Download or read book Covered in Ink written by Beverly Yuen Thompson and published by NYU Press. This book was released on 2015-07-24 with total page 216 pages. Available in PDF, EPUB and Kindle. Book excerpt: "Once associated with gang members, criminals, and sailors, tattoos are now mainstream. An estimated twenty percent of all adults have at east one, and women are increasingly getting tattoos and are now more likely than men to have one. But many of the tattoos that women get are gender-appropriate: they are cute, small, and can be easily hidden. A small dolphin on the ankle, a black line on the lower back, a flower on the hip, and a child's name on the shoulder blade are among the popular choices. But what about women who are heavily tattooed? Why would a woman get "sleeves"? And why do some collect larger-scale tattoos on publicly visible skin, of imagery not typically considered feminine or cute, like skulls, zombies, snakes, or dragons?

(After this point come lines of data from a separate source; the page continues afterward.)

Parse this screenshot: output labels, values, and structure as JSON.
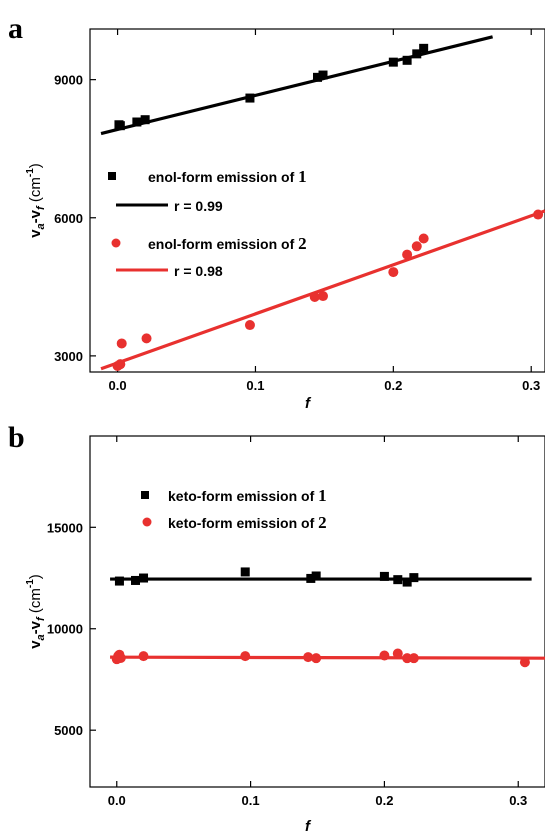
{
  "chart_data": [
    {
      "panel": "a",
      "type": "scatter",
      "xlabel": "f",
      "ylabel": {
        "base": "v",
        "sub1": "a",
        "mid": "-v",
        "sub2": "f",
        "unit_open": " (cm",
        "unit_sup": "-1",
        "unit_close": ")"
      },
      "xlim": [
        -0.02,
        0.31
      ],
      "ylim": [
        2650,
        10100
      ],
      "xticks": [
        0.0,
        0.1,
        0.2,
        0.3
      ],
      "xtick_labels": [
        "0.0",
        "0.1",
        "0.2",
        "0.3"
      ],
      "yticks": [
        3000,
        6000,
        9000
      ],
      "ytick_labels": [
        "3000",
        "6000",
        "9000"
      ],
      "series": [
        {
          "color": "#000000",
          "marker": "square",
          "legend_label": "enol-form emission of ",
          "legend_num": "1",
          "fit_label": "r = 0.99",
          "x": [
            0.001,
            0.002,
            0.014,
            0.02,
            0.096,
            0.145,
            0.149,
            0.2,
            0.21,
            0.217,
            0.222
          ],
          "y": [
            8020,
            8000,
            8080,
            8130,
            8600,
            9050,
            9100,
            9380,
            9420,
            9560,
            9680
          ],
          "fit": {
            "x": [
              -0.012,
              0.272
            ],
            "y": [
              7830,
              9930
            ]
          }
        },
        {
          "color": "#e8312f",
          "marker": "circle",
          "legend_label": "enol-form emission of ",
          "legend_num": "2",
          "fit_label": "r = 0.98",
          "x": [
            0.0,
            0.002,
            0.003,
            0.021,
            0.096,
            0.143,
            0.149,
            0.2,
            0.21,
            0.217,
            0.222,
            0.305
          ],
          "y": [
            2780,
            2820,
            3270,
            3380,
            3670,
            4280,
            4300,
            4820,
            5200,
            5380,
            5550,
            6070
          ],
          "fit": {
            "x": [
              -0.012,
              0.31
            ],
            "y": [
              2720,
              6150
            ]
          }
        }
      ]
    },
    {
      "panel": "b",
      "type": "scatter",
      "xlabel": "f",
      "ylabel": {
        "base": "v",
        "sub1": "a",
        "mid": "-v",
        "sub2": "f",
        "unit_open": " (cm",
        "unit_sup": "-1",
        "unit_close": ")"
      },
      "xlim": [
        -0.02,
        0.32
      ],
      "ylim": [
        2200,
        19500
      ],
      "xticks": [
        0.0,
        0.1,
        0.2,
        0.3
      ],
      "xtick_labels": [
        "0.0",
        "0.1",
        "0.2",
        "0.3"
      ],
      "yticks": [
        5000,
        10000,
        15000
      ],
      "ytick_labels": [
        "5000",
        "10000",
        "15000"
      ],
      "series": [
        {
          "color": "#000000",
          "marker": "square",
          "legend_label": "keto-form emission of ",
          "legend_num": "1",
          "x": [
            0.002,
            0.014,
            0.02,
            0.096,
            0.145,
            0.149,
            0.2,
            0.21,
            0.217,
            0.222
          ],
          "y": [
            12350,
            12380,
            12500,
            12800,
            12480,
            12600,
            12580,
            12420,
            12300,
            12520
          ],
          "fit": {
            "x": [
              -0.005,
              0.31
            ],
            "y": [
              12450,
              12450
            ]
          }
        },
        {
          "color": "#e8312f",
          "marker": "circle",
          "legend_label": "keto-form emission of ",
          "legend_num": "2",
          "x": [
            0.0,
            0.001,
            0.002,
            0.003,
            0.02,
            0.096,
            0.143,
            0.149,
            0.2,
            0.21,
            0.217,
            0.222,
            0.305
          ],
          "y": [
            8500,
            8650,
            8720,
            8560,
            8650,
            8650,
            8600,
            8550,
            8680,
            8780,
            8550,
            8550,
            8350
          ],
          "fit": {
            "x": [
              -0.005,
              0.32
            ],
            "y": [
              8600,
              8550
            ]
          }
        }
      ]
    }
  ]
}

Drawing on five years of ethnographic research and interviews with more than seventy heavily tattoed women, 'Covered in Ink' provides insight into the increasingly visible subculture of tattoed women. Author Beverly Yuen Thompson spent time in tattoo parlors and at tattoo conventions in order to further understand women's love of ink and their imagery choices as well as their struggle with gender norms, employment discrimination, and family rejection. Still, many of these women feel empowered by their tattoes and believe they are creating a space for self-expression that also presents a positive body image. 'Covered in Ink' investigates this complicated subculture and finds out the many meanings of the love of ink"--Page 4 of cover.

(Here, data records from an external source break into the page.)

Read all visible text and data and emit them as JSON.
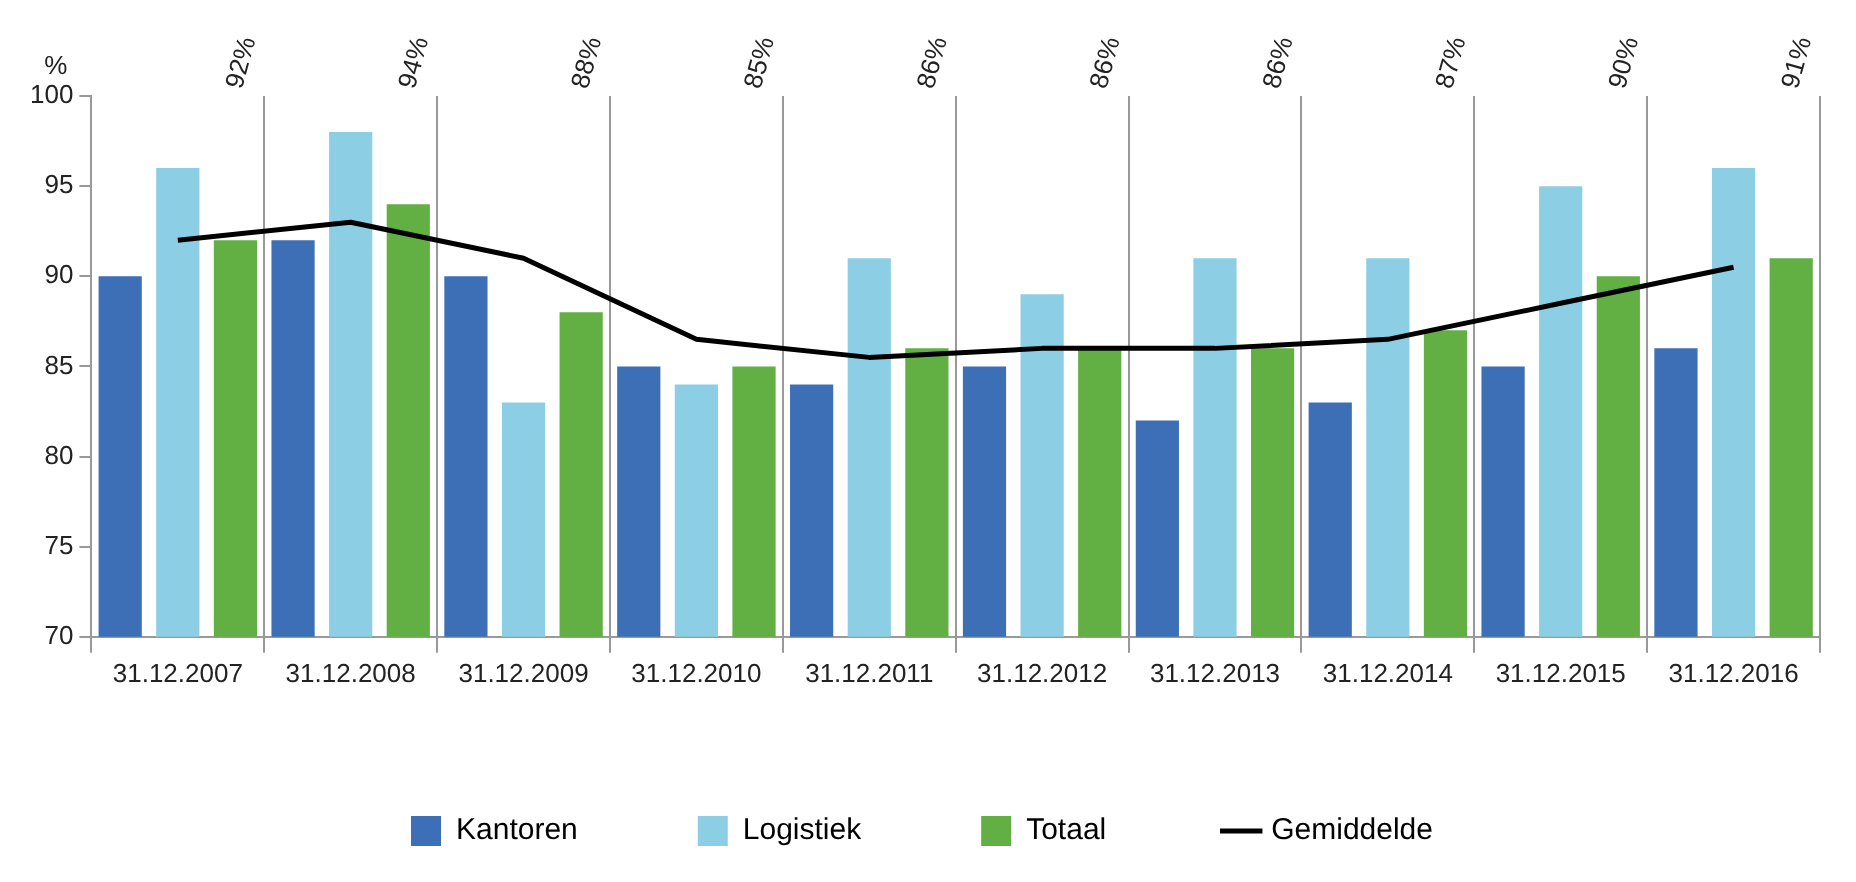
{
  "chart_data": {
    "type": "bar",
    "ylabel": "%",
    "categories": [
      "31.12.2007",
      "31.12.2008",
      "31.12.2009",
      "31.12.2010",
      "31.12.2011",
      "31.12.2012",
      "31.12.2013",
      "31.12.2014",
      "31.12.2015",
      "31.12.2016"
    ],
    "series": [
      {
        "name": "Kantoren",
        "color": "#3d6fb6",
        "values": [
          90,
          92,
          90,
          85,
          84,
          85,
          82,
          83,
          85,
          86
        ]
      },
      {
        "name": "Logistiek",
        "color": "#8ccfe4",
        "values": [
          96,
          98,
          83,
          84,
          91,
          89,
          91,
          91,
          95,
          96
        ]
      },
      {
        "name": "Totaal",
        "color": "#62b043",
        "values": [
          92,
          94,
          88,
          85,
          86,
          86,
          86,
          87,
          90,
          91
        ]
      },
      {
        "name": "Gemiddelde",
        "type": "line",
        "color": "#000000",
        "values": [
          92,
          93,
          91,
          86.5,
          85.5,
          86,
          86,
          86.5,
          88.5,
          90.5
        ]
      }
    ],
    "annotations": [
      "92%",
      "94%",
      "88%",
      "85%",
      "86%",
      "86%",
      "86%",
      "87%",
      "90%",
      "91%"
    ],
    "ylim": [
      70,
      100
    ],
    "yticks": [
      70,
      75,
      80,
      85,
      90,
      95,
      100
    ],
    "grid": "x",
    "legend": "bottom",
    "marker": "none",
    "line_style": "solid"
  }
}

Book Two Wars  an Autobiography of General Samuel G  French

Download or read book Two Wars an Autobiography of General Samuel G French written by Samuel Gibbs French and published by Createspace Independent Publishing Platform. This book was released on 1901 with total page 438 pages. Available in PDF, EPUB and Kindle. Book excerpt: Two Wars : An Autobiography of General Samuel G. French Mexican War; War between the States, A Diary; Reconstruction Period, His Experience; Incidents, Reminiscences, etc. Samuel Gibbs French (November 22, 1818 - April 20, 1910) was an officer in the U.S. Army, wealthy plantation owner, author, and a major general in the Confederate army during the American Civil War. He commanded a division in the Army of Tennessee in the Western Theater.